9 States Where Awful GOP Policies Will Actually Drive Up the Abortion Rate
This week, eight Indiana Planned Parenthood clinics are closing their doors, in response to Republican-led state legislation cutting off their Medicaid funding, which means the clients at these clinics and all Medicaid clients in the state who go to Planned Parenthood will now be cut off from their contraception provider. T here’s likely to be a rise in the abortion rate in the state as women lose access to the means to prevent unwanted pregnancy. Not only are anti-abortion state Republicans and Gov. Mitch Daniel not upset about that, they’re the ones who are fighting for it to happen.
If Daniels and his Republican buddies are so anti-abortion, why did they go to great lengths to make sure their state would have more abortions?
Republicans generally claim to abhor abortion, but ever since the party swept the House and many state legislatures in the 2010 elections, they've really dedicated themselves to policies that couldn’t be better designed to raise the abortion rate. Obviously, the option of abortion should be available for women who need or want to have an abortion. But all Americans should be wary of policies that increase the abortion rate, because the abortion rate goes up when women’s life circumstances go sour; either because they’ve lost access to basic health care such as contraception or because their economic circumstances have worsened.
But beyond that, Republicans who claim to hate abortion for itself should be embracing policies that secure women’s access to health care, child care and financial stability--policies that actually reduce the abortion rate. Instead, they seem committed to policies that will do nothing but drive more women to seek abortion.
With that in mind, here are eight more states -- in addition to Indiana -- where Republicans seem to be working hard to make sure that more women find themselves in need of an abortion, by cutting access to contraception, pre-natal care, and aid for low-income women to help raise their families.

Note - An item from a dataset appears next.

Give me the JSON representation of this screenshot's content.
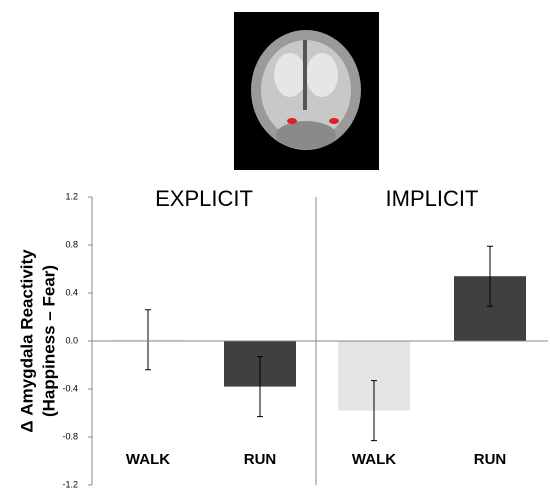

1) Florida. Even though the economy is tanking and more women than ever need services, Florida has made cuts to funding for Healthy Start, a prenatal care program that allows women without health insurance to bring healthy babies to term. Local clinics that provide health care that women need for early infant care have seen their funding cut, as have family planning services such as contraception subsidies for low-income women.
Now, Florida is a state where more women will be getting pregnant but fewer women will be able to afford the medical care needed to continue with their pregnancies, putting them in a situation where abortion seems like a much better option. Three quarters of women having abortions already say they can't afford a child, and Florida has made having a baby even further out of a woman’s reach.
2) Kansas. Despite his claims to be anti-abortion, Kansas Gov. Sam Brownback made huge strides toward raising the abortion rate in his state by cutting funding to Planned Parenthood. The strategy differs from Indiana’s, in that Kansas is attacking mainly Title X funding, which covers reproductive health services for women who don’t qualify for Medicaid but still can’t afford these services on their own. This means many women will see the monthly cost of birth control pills double or even more.
The state is trying to dodge the challenge from the federal government by focusing on birth control subsidies instead of Medicaid reimbursements, but even with these limits, the abortion rate in the state is probably going to go up. The Guttmacher Institute already found that women are struggling to pay for contraception in this economy, since birth control pills often cost upward of $50 a month for women paying out of pocket. If diminished, subsidies causes a spike in price for women in Kansas, many will simply skip or stop using contraception altogether. The result will be more pregnancies and therefore more abortions.